Simulation-based inference with deep ensembles: Evaluating calibration uncertainty and detecting model misspecification
James Alvey, Carlo R. Contaldi, Mauro Pieroni
TL;DR
This paper addresses the challenge of validating SBI posteriors without access to the true posterior by proposing an ensemble-based KL-divergence diagnostic. By training multiple SBI estimators on the same simulations and computing the pairwise KL divergences between their posteriors, the KL divergence matrix quantifies ensemble consistency and highlights potential issues from undertraining to model misspecification. The authors connect the KL matrix to systematic training uncertainty, demonstrate its behavior on SBI benchmarks, and show how misfit observations lead to increased ensemble disagreement.
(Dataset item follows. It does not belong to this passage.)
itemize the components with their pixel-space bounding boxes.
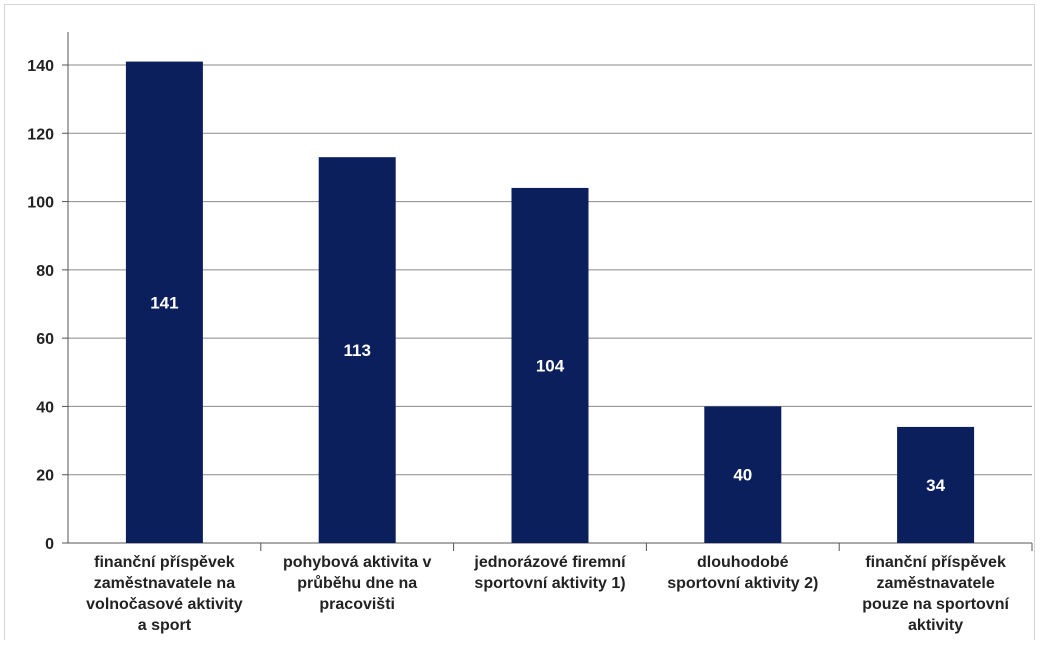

This approach provides a scalable, model-agnostic tool to increase the reliability and interpretability of SBI results in scientific applications, with clear pathways for extension to other divergences and calibration techniques.
Abstract
Simulation-Based Inference (SBI) offers a principled and flexible framework for conducting Bayesian inference in any situation where forward simulations are feasible. However, validating the accuracy and reliability of the inferred posteriors remains a persistent challenge. In this work, we point out a simple diagnostic approach rooted in ensemble learning methods to assess the internal consistency of SBI outputs that does not require access to the true posterior. By training multiple neural estimators under identical conditions and evaluating their pairwise Kullback-Leibler (KL) divergences, we define a consistency criterion that quantifies agreement across the ensemble. We highlight two core use cases for this framework: a) for generating a robust estimate of the systematic uncertainty in parameter reconstruction associated with the training procedure, and b) for detecting possible model misspecification when using trained estimators on real data. We also demonstrate the relationship between significant KL divergences and issues such as insufficient convergence due to, e.g., too low a simulation budget, or intrinsic variance in the training process. Overall, this ensemble-based diagnostic framework provides a lightweight, scalable, and model-agnostic tool for enhancing the trustworthiness of SBI in scientific applications.